I’ve Been Admitted, What Do I Do Now? 

If you’ve been admitted to your colleges, and are making a final decision or have made a decision, you may be asking yourself “what do I do now?” You’ve made it this far with getting good grades, avoiding senioritis, submitting your college applications, and now that you’ve received your decisions, it seems as if there is an impossible stretch of time between now and Move-In Day. How do you savor your last few months before you head off to start a new adventure? I outline six tips to help you find success in your last weeks of high school. 

Take a Moment for Yourself 

Taking a moment to reflect, gather your thoughts, and celebrate all of your accomplishments. It’s important to spend some time away from the stress of decisions, planning courses, looking at housing, etc. to spend some me-time. This is your time to set aside homework and assignments to celebrate in any way you’d like. Some ideas could be meditation, journaling, reflecting with a friend or family member about all you’ve accomplished, treating yourself to your favorite restaurant or dessert. Taking a moment to reflect can be a big or small amount of time, as long as you center yourself. It’s about cherishing the present moment and looking forward to all the new exciting memories you’ll make. 

Self-Care

As a follow-up to reflection, self-care is an extremely essential step to take in your last few months as a senior. When the end of a journey is near, it’s easy to forget to take care of yourself. Taking breaks is critical. College, especially the first semester, can be a tough time for many- socially, emotionally, and academically. Taking the time to build self-care habits now will help you in the future when you need it most. Self-care is not only about eating healthy or hydrating, it means allowing yourself the relaxation you need. 

If you are overwhelmed by the aftermath of college applications and decisions, or it’s difficult to finish homework assignments due to senioritis, it’s okay to take a breather. It’s okay to watch your favorite TV show (I recommend Succession if you need something to binge). It’s okay to indulge in eating from your favorite fast food restaurant or going out to eat with friends. It’s okay to go shopping to relieve stress. While in the long-run we may see these activities as unproductive, they can actually be positive forms of reward. Relieving yourself of all past trials and triumphs of high school can be refreshing, and giving in to yourself can actually be beneficial and great for your mental health. Now is the time to celebrate, and look to yourself to discover good habits in the future. It’s okay to be unproductive and indulge every once in a while, and it’s okay to take the traditional approach of self-care from eating healthy to spa days. These are all healthy forms of taking of yourself for what you need in the moment, not in the long-run. 

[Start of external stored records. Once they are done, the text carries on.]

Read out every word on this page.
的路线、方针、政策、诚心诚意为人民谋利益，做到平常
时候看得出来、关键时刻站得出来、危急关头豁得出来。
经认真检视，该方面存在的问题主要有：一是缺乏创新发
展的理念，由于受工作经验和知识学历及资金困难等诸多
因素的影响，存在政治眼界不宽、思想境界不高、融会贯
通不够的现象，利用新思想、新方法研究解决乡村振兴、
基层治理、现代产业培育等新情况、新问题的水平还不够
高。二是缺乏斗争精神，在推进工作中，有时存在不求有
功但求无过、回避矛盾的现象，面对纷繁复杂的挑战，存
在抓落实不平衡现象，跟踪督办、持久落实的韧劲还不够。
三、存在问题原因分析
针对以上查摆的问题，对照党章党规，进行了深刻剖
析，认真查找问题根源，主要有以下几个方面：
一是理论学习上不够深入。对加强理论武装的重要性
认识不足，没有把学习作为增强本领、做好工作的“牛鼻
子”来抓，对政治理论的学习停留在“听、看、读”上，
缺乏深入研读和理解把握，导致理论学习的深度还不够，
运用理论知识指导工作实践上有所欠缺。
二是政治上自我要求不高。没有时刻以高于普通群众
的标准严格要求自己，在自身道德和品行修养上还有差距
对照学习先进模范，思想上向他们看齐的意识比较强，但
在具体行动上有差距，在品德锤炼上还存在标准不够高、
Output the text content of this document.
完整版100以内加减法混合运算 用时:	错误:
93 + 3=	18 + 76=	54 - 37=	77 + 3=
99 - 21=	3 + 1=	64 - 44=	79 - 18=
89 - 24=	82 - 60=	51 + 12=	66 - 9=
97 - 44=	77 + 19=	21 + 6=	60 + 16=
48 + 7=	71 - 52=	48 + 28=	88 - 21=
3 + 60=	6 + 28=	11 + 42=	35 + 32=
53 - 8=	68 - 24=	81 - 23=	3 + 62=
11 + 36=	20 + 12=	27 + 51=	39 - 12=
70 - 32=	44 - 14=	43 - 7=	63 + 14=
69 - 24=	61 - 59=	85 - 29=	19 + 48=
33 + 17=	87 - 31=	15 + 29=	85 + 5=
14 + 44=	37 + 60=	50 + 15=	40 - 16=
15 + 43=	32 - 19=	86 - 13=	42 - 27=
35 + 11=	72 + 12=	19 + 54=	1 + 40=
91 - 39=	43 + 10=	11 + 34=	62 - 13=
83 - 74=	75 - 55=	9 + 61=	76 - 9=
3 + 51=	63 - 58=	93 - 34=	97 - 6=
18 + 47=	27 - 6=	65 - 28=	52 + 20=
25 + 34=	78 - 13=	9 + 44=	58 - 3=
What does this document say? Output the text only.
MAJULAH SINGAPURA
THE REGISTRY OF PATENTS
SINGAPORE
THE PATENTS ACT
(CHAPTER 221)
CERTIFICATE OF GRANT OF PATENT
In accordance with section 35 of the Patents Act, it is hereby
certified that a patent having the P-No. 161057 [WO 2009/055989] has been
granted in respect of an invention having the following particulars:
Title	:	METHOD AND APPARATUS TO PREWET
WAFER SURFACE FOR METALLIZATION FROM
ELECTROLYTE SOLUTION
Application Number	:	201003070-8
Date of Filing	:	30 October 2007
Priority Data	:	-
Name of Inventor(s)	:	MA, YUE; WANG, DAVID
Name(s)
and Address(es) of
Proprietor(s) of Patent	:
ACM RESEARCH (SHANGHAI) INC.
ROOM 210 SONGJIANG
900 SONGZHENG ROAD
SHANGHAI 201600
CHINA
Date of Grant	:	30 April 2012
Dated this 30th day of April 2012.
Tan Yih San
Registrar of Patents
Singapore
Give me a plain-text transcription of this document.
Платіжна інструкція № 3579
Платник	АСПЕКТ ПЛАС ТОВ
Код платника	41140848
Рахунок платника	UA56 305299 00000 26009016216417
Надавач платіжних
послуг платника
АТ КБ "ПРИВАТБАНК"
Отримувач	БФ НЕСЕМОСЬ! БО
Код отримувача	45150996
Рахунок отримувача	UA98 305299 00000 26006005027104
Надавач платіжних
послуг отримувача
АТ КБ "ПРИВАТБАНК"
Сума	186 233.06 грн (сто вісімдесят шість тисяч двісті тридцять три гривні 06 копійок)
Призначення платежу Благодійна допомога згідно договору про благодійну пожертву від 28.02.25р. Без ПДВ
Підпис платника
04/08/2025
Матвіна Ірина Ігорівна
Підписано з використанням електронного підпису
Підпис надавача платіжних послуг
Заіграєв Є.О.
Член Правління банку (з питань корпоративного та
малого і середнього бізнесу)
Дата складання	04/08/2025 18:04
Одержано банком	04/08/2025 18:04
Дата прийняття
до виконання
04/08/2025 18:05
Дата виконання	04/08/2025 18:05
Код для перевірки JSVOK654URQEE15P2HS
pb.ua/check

Take a Mini-Adventure with Friends

I know summer is not far away, but what’s stopping you from having a mini adventure before you begin a new one in the fall? You don’t have to wait to seek the unknown. This could include planning a weekend trip with friends to another city or town in your home state you’ve never explored before. It could also be something smaller, like kayaking or hiking. If you are in an urban location, this could mean exploring downtown or going to a local event. There are so many opportunities to find something you’ve yet to discover in your home town or city to reconnect with old and new friends. These last few months might seem like they stretch on, but by the end of it all, it will feel like the blink of an eye. Any opportunity you can take an adventure with friends or family will mean so much to you, and will be something you can look back on while you’re in college. 

Reach Out to Future Classmates (and friends)

While you’re hanging out with old friends, this is also a great time to make some connections with new people. With Facebook and Instagram pages dedicated to Admissions and the Class of 2026, it’s exciting to be able to introduce yourself to other students, and find things you have in common. This is a great way to interact with future classmates and room/floor-mates. If you already have an idea of what classes you may be interested in taking, this is also a great time to connect with future classmates and build a study group or system of peers who can help each other out. Additionally, social media pages can provide resources that help keep you in the loop, like fun virtual activities that get you ready for the transition into college or virtual meet-and-greets put on by Admissions. 

Connect with Your Future Department or Professors 

Besides connecting with future students, connecting with potential professors or departments you are interested in may help you ease the transition into the college-level courses. If you already have an idea of a potential major, reaching out to the director of the department with some questions or advice on choosing classes will allow you to make a connection earlier on in your academic career. Professor and student relationships are critical to helping you succeed academically; having a mentor to go to when you have questions or concerns about something can really make a difference. 

UR has a departmental page where you can find contact information for the directors and professors of those departments. An email never hurts to introduce yourself, talk about the subjects you’re interested in, or ask questions about upcoming classes. This initiative will allow you to stand out and make an impact. Many colleges and universities also have pages that are used to inform you about the resources available. For example, UR has a webpage dedicated to resources such as the shuttle schedule, the library, dining services, Blackboard (the tool we use for course materials, submitting assignments, etc.), and University Health Services. These are all helpful if you want to get a better sense of how to utilize campus to your needs and abilities. Likewise, it also connects you to the faculty and staff who supervise these resources, allowing you to voice your needs or questions about operations and resources. 

Last words

Lastly, as cheesy as it may sound, having fun is your key to all of these tips. While it may seem daunting, overwhelming, or you may already know what you should expect for the upcoming fall, it’s always essential to check in with yourself, celebrate your successes, and enjoy your time with others whether it’s new or old connections. These activities will help you prepare for a brighter future and healthy habits ahead. So, what are you waiting for? Go out and make your mark!